Starting at the Sutton Hoo's reception, follow the path that winds between the distinctive burial sites, forming peaks across the landscape. Soon, you'll pass the River Deben, where you can enjoy views of a cluster of boats across the water. Enjoy a long, leisurely walk through the woods, before returning to the Sutton Hoo site. Make sure you leave enough time to fully explore the site, and read up on the region's ancient history.
Sea views from a promenade, the smell of fish and chips in the air, and even a spot of crabbing... yep, it doesn't get much more quintessentially British than this windswept five kilometre stroll along the Suffolk coast.
Start in the popular town of Southwold to pass row upon neat row of rainbow-striped beach huts. At the end of the pier, you'll reach the Havenbeach Marshes and the River Blyth. Slow down to soak up Southwold's old-fashioned harbour, crossing the footbridge that takes you to the village of Walberswick. Here you'll see another old-fashioned site – rows of people sitting on the sea wall fishing for crabs. Continue wandering into the village, where you'll find many a quirky café, ideal for refuelling with coffee and a slice of cake.
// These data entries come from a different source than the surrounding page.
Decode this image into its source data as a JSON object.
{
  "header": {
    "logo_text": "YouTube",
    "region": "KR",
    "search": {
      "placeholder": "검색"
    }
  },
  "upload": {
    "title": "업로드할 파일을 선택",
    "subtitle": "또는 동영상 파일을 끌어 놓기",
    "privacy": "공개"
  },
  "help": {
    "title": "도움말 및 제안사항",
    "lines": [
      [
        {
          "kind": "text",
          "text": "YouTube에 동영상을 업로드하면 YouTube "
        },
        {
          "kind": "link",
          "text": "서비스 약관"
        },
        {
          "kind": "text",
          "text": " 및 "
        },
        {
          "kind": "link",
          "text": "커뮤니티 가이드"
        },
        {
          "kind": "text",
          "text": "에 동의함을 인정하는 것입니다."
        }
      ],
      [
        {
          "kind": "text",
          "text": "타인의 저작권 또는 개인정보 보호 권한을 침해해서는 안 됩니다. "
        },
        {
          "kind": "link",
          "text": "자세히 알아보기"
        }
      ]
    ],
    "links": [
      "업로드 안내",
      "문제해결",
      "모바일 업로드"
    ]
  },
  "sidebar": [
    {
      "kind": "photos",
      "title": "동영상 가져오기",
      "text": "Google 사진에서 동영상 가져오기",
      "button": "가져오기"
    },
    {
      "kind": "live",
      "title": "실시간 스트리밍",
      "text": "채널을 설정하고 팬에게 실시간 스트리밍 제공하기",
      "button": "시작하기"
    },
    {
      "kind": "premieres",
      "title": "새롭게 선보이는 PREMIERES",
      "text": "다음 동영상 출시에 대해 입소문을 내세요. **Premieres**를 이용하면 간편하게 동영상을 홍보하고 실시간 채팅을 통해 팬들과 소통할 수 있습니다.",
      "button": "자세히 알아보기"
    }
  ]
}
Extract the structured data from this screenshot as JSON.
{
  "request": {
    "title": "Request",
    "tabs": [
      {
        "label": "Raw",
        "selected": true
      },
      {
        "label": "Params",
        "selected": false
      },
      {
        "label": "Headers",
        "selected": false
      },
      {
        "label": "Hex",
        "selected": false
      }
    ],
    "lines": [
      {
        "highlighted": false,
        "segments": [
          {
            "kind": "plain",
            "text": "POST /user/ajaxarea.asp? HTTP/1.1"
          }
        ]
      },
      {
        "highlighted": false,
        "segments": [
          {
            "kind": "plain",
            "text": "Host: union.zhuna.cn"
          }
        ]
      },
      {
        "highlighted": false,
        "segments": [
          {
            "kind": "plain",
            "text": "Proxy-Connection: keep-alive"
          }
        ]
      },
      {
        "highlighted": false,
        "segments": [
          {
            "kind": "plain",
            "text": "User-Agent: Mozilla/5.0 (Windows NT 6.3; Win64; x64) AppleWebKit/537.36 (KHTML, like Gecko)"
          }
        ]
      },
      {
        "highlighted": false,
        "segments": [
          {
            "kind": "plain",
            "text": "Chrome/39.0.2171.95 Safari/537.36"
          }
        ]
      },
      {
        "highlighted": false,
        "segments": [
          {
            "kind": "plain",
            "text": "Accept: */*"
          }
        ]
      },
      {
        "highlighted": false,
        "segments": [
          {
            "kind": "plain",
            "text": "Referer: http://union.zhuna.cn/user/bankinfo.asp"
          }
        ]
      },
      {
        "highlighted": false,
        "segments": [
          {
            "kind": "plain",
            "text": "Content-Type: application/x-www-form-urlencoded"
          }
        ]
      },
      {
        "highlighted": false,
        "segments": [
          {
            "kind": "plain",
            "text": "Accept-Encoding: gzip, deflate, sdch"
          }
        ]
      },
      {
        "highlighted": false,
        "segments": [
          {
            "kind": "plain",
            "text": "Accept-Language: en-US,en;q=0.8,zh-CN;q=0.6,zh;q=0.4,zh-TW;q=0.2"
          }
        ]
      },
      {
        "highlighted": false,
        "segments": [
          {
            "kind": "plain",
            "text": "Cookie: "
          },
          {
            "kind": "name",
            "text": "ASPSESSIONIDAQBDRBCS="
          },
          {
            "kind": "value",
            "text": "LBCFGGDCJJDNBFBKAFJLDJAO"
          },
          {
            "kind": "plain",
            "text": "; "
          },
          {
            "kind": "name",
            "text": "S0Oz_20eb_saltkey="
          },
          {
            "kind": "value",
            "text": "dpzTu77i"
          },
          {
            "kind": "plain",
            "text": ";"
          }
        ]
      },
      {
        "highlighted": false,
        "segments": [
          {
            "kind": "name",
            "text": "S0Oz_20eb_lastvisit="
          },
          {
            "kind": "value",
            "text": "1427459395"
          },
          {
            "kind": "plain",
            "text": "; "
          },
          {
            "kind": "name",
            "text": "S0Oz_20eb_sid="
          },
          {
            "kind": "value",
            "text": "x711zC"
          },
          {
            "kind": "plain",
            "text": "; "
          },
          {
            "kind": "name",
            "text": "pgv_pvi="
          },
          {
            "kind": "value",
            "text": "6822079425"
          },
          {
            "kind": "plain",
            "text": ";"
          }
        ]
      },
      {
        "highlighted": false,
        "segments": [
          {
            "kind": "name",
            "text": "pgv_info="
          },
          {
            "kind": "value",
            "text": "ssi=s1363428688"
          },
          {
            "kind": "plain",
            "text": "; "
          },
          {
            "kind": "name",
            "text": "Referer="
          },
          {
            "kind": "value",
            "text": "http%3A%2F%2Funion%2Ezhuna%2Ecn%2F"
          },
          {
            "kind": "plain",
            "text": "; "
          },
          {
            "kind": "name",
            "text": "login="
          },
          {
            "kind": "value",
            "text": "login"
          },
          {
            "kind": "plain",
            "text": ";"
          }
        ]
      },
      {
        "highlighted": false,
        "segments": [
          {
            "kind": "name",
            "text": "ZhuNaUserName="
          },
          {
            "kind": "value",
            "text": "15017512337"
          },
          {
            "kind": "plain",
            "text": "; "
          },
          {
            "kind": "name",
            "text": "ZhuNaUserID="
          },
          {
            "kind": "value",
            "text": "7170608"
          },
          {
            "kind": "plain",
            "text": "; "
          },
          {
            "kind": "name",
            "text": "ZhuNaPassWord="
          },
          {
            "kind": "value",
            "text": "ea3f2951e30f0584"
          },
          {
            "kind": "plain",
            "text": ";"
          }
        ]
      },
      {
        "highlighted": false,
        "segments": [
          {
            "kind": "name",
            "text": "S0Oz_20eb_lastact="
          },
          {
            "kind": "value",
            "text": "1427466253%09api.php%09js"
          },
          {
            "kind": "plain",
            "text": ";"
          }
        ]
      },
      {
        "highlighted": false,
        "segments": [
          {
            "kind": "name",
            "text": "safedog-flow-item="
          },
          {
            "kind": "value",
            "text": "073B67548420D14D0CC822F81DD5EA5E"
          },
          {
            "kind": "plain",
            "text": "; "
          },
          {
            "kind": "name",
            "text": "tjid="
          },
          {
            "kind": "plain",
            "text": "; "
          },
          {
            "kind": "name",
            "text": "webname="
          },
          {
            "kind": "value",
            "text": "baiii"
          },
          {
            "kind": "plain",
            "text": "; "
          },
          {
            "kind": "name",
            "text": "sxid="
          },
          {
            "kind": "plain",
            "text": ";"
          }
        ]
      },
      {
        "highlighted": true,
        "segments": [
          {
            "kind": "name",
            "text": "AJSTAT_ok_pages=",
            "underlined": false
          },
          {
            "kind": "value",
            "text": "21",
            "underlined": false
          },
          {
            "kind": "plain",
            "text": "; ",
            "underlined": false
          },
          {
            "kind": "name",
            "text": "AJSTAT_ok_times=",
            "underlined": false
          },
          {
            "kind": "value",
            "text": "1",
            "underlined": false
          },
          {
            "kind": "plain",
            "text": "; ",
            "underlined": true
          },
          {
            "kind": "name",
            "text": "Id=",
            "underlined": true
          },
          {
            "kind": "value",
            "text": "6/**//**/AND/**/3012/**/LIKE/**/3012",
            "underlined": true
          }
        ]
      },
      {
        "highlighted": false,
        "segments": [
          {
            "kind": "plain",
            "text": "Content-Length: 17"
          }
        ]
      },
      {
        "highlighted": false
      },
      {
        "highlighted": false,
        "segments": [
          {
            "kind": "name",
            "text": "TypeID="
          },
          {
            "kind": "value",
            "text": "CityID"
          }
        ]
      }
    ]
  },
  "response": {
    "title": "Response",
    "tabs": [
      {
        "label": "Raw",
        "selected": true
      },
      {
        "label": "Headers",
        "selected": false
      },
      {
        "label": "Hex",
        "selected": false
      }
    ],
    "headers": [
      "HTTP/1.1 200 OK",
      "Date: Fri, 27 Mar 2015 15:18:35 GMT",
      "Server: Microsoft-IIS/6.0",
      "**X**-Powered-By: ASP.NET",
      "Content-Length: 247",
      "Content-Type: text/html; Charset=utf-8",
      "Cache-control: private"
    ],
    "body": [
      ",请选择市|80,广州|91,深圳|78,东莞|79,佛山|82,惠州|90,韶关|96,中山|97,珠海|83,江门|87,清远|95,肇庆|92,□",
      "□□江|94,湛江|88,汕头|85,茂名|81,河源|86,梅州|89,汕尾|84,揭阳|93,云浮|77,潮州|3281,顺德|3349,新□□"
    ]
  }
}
For a longer walk, head to the nearby Suffolk Coast National Nature Reserve, another twitcher's paradise looked after by the RSPB. Marsh harriers, bitterns and bearded reedling can be spotted among the mudflats and marshes.
Starting on the coast and ending at the wildlife-strewn River Alde, this 11km walk from Aldeburgh to Snape Maltings is filled with postcard-worthy houses, vast Suffolk skies and views over reeds as far as the eye can see.
Begin your walk in the pretty coastal town of Aldeburgh, on the path sandwiched between the pebbly beach and a row of brightly-coloured houses and storefronts. Look out for the huge scallop sculpture that stands on the beach. After soaking up the sea views, head through the Blackheath Wood to emerge in the 2,000-year-old village of Snape, walking one final stretch to reach Snape Maltings.
Primarily known as a creative hub, it's an ideal stop for nature lovers too, with its prime location along the River Alde. Here, long readbeds quiver in the wind, beside shiny mudflats and shallow waters. Follow one of the river's many trails to spot sunbathing seals and watch birds, including woodlark, yellowhammer and nightjar.